I must point out that I have not heard anyone calling the Russian language any derogatory names, but we must realize that Russian language as such is a Bulgarian dialect or, if you prefer, the ancient church language that changed over the centuries. Great Russians, to distinguish them from Chechens and others, are not descendants of Slavic tribes, they are descendents of Hungero-Finnish tribes and their native tongue would have been in that family of nations. It is not difficult to speculate why their ancient leaders chose a Slavic language for their subjects, but that does not make them a Slavic nation or for that matter any better or worse for wear.
Ukraine is flooded with inexpensive Russian publications. Ukrainian publications are more expensive due to “publication laws” and restricted in availability.
The question that arises is who is subsidizing Russian literature in Ukraine and for what purpose? Some legislator from Eastern Ukraine said that Ukrainian language should compete with other languages in the land. Is the German, French or Russian language competing with other languages in those respective countries? Availability of Russian publications should be restricted to 25% of Ukrainian literature since there are no more than 25% ethnic Russians in Ukraine.
Some individuals claim that Russian tourists have problems in parts of Ukraine. But what about visiting Italy, Greece, Germany or for that matter Poland, Serbia, Slovakia, Bulgaria, Macedonia, or the Czech republic? Ukrainians are softhearted and they tend to be less firm than the Poles, Czechs and others when it comes to speaking the local language, especially when it comes to Russian. Would the Poles have given a 25 year lease for the Russian fleet in Gdansk harbor?

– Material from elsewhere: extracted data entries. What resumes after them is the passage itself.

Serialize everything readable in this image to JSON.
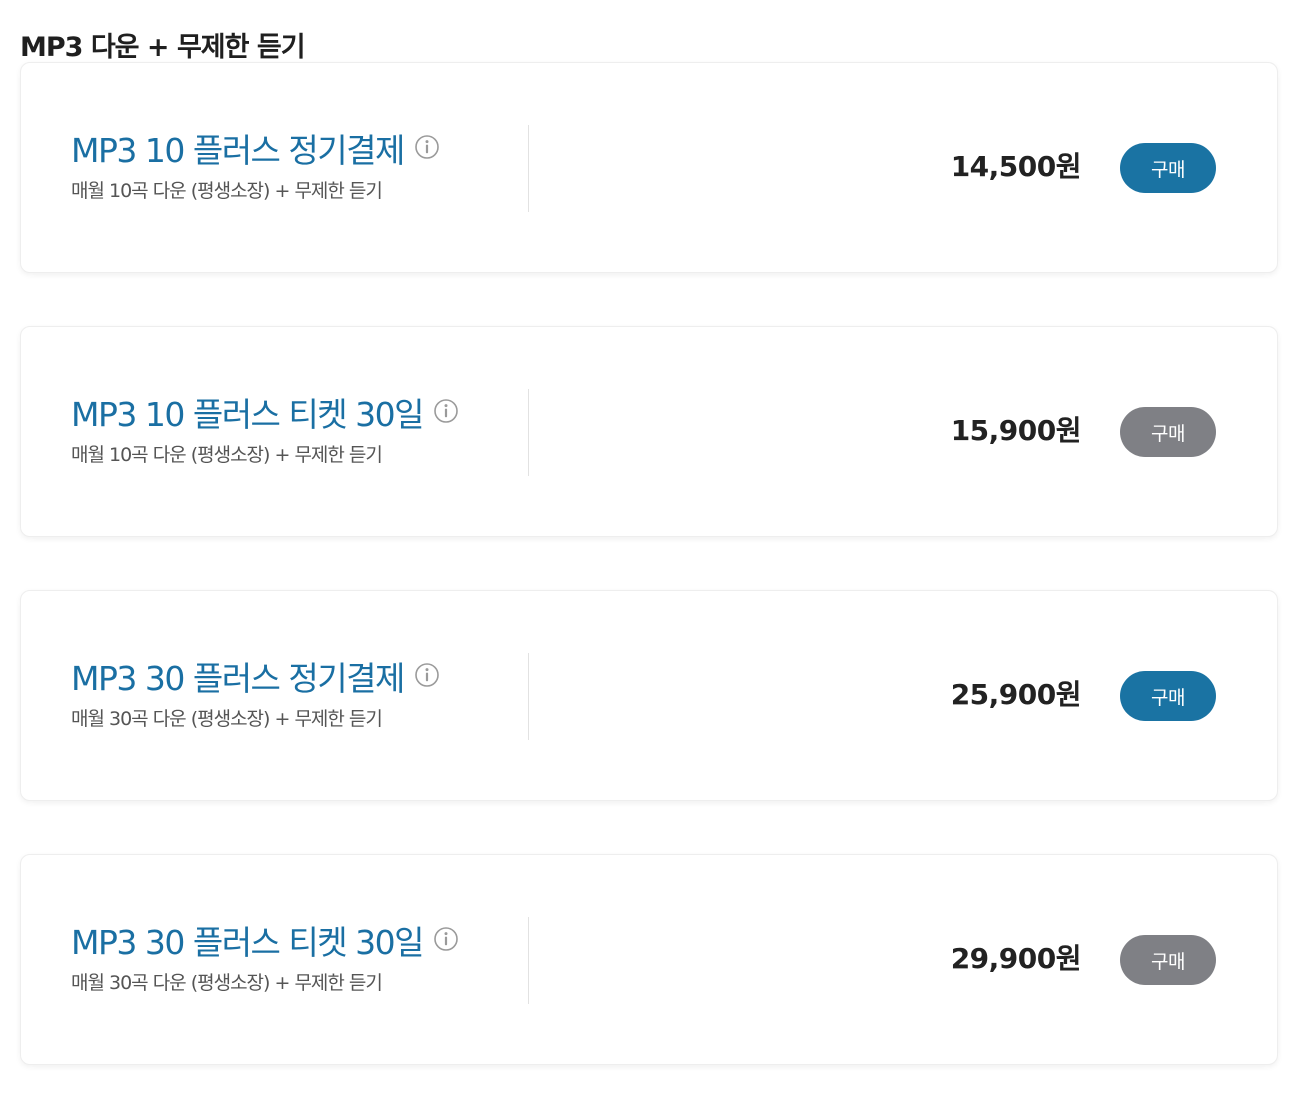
{
  "section": {
    "title": "MP3 다운 + 무제한 듣기"
  },
  "plans": [
    {
      "name": "MP3 10 플러스 정기결제",
      "description": "매월 10곡 다운 (평생소장) + 무제한 듣기",
      "price": "14,500원",
      "button_label": "구매",
      "button_state": "active",
      "info_icon": "info-circle-icon"
    },
    {
      "name": "MP3 10 플러스 티켓 30일",
      "description": "매월 10곡 다운 (평생소장) + 무제한 듣기",
      "price": "15,900원",
      "button_label": "구매",
      "button_state": "inactive",
      "info_icon": "info-circle-icon"
    },
    {
      "name": "MP3 30 플러스 정기결제",
      "description": "매월 30곡 다운 (평생소장) + 무제한 듣기",
      "price": "25,900원",
      "button_label": "구매",
      "button_state": "active",
      "info_icon": "info-circle-icon"
    },
    {
      "name": "MP3 30 플러스 티켓 30일",
      "description": "매월 30곡 다운 (평생소장) + 무제한 듣기",
      "price": "29,900원",
      "button_label": "구매",
      "button_state": "inactive",
      "info_icon": "info-circle-icon"
    }
  ],
  "colors": {
    "plan_name": "#1a6fa3",
    "button_active": "#1a73a3",
    "button_inactive": "#7f8085",
    "price": "#222222",
    "description": "#555555"
  }
}
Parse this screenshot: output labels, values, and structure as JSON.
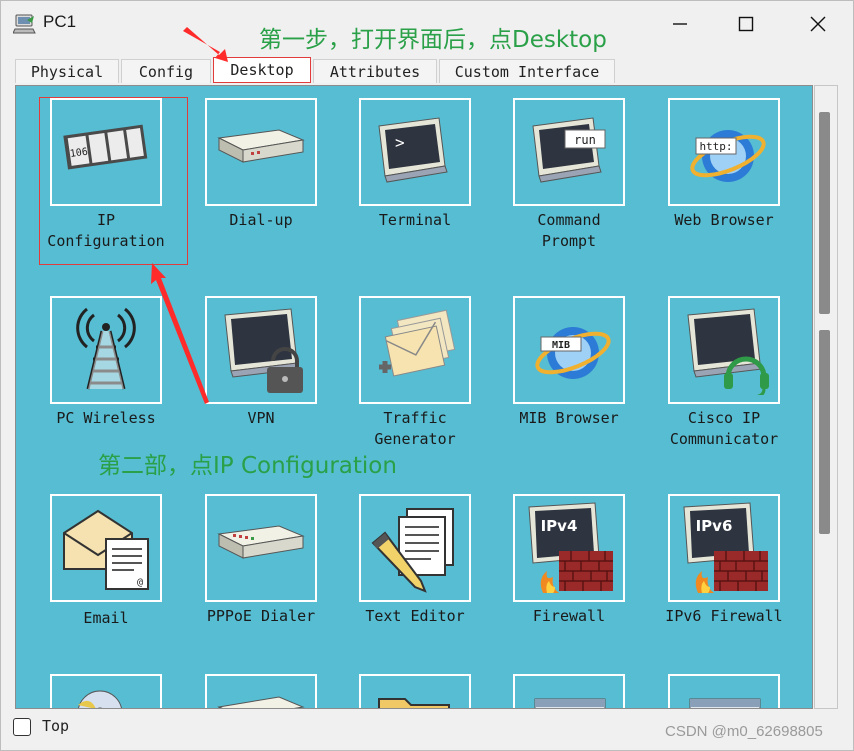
{
  "window": {
    "title": "PC1"
  },
  "tabs": [
    {
      "label": "Physical",
      "active": false
    },
    {
      "label": "Config",
      "active": false
    },
    {
      "label": "Desktop",
      "active": true
    },
    {
      "label": "Attributes",
      "active": false
    },
    {
      "label": "Custom Interface",
      "active": false
    }
  ],
  "apps": [
    {
      "label": [
        "IP",
        "Configuration"
      ],
      "icon": "ip-configuration-icon"
    },
    {
      "label": [
        "Dial-up"
      ],
      "icon": "dial-up-modem-icon"
    },
    {
      "label": [
        "Terminal"
      ],
      "icon": "terminal-icon"
    },
    {
      "label": [
        "Command",
        "Prompt"
      ],
      "icon": "command-prompt-icon"
    },
    {
      "label": [
        "Web Browser"
      ],
      "icon": "web-browser-icon"
    },
    {
      "label": [
        "PC Wireless"
      ],
      "icon": "wireless-tower-icon"
    },
    {
      "label": [
        "VPN"
      ],
      "icon": "vpn-lock-icon"
    },
    {
      "label": [
        "Traffic",
        "Generator"
      ],
      "icon": "traffic-generator-icon"
    },
    {
      "label": [
        "MIB Browser"
      ],
      "icon": "mib-browser-icon"
    },
    {
      "label": [
        "Cisco IP",
        "Communicator"
      ],
      "icon": "ip-communicator-icon"
    },
    {
      "label": [
        "Email"
      ],
      "icon": "email-icon"
    },
    {
      "label": [
        "PPPoE Dialer"
      ],
      "icon": "pppoe-dialer-icon"
    },
    {
      "label": [
        "Text Editor"
      ],
      "icon": "text-editor-icon"
    },
    {
      "label": [
        "Firewall"
      ],
      "icon": "firewall-icon"
    },
    {
      "label": [
        "IPv6 Firewall"
      ],
      "icon": "ipv6-firewall-icon"
    }
  ],
  "icon_text": {
    "ip_config": "106",
    "command_prompt": "run",
    "web_browser": "http:",
    "mib_browser": "MIB",
    "firewall": "IPv4",
    "ipv6_firewall": "IPv6"
  },
  "annotations": {
    "step1": "第一步，打开界面后，点Desktop",
    "step2": "第二部，点IP Configuration"
  },
  "footer": {
    "top_checkbox_label": "Top",
    "top_checked": false,
    "watermark": "CSDN @m0_62698805"
  },
  "colors": {
    "content_bg": "#56bdd2",
    "annotation_green": "#2aa048",
    "highlight_red": "#e23b3b"
  }
}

In Donetsk region, as an example, there are 1058 primary schools, of these 402 are Ukrainian, 478 are bilingual and 178 Russian-teaching. In the regional center of Donetsk there are 18 Ukrainian, 78 Russian and 63 bilingual. There need not be any Russian-teaching schools in Ukraine except where parents express a desire for bilingual schools. According to the New York Times there are about 8,000,000 Ukrainians in Russia. How many are Ukrainian teaching schools, or for that matter, bilingual schools? Apparently none!
Russian-speaking communities in Ukraine are looking for special treatment. But they should be treated like minorities are treated in Russia and other neighboring countries. Regrettably, leniency will unquestionable have damaging effect on the native language of Ukrainians and Ukraine’s long-term sovereignty.
The Ukrainian language was suppressed for far too long to be generous now to the people, whose government was so brutal in suppressing the Ukrainian language for generations. Russians in Ukraine do not want to be regarded as a “minority,” but they are.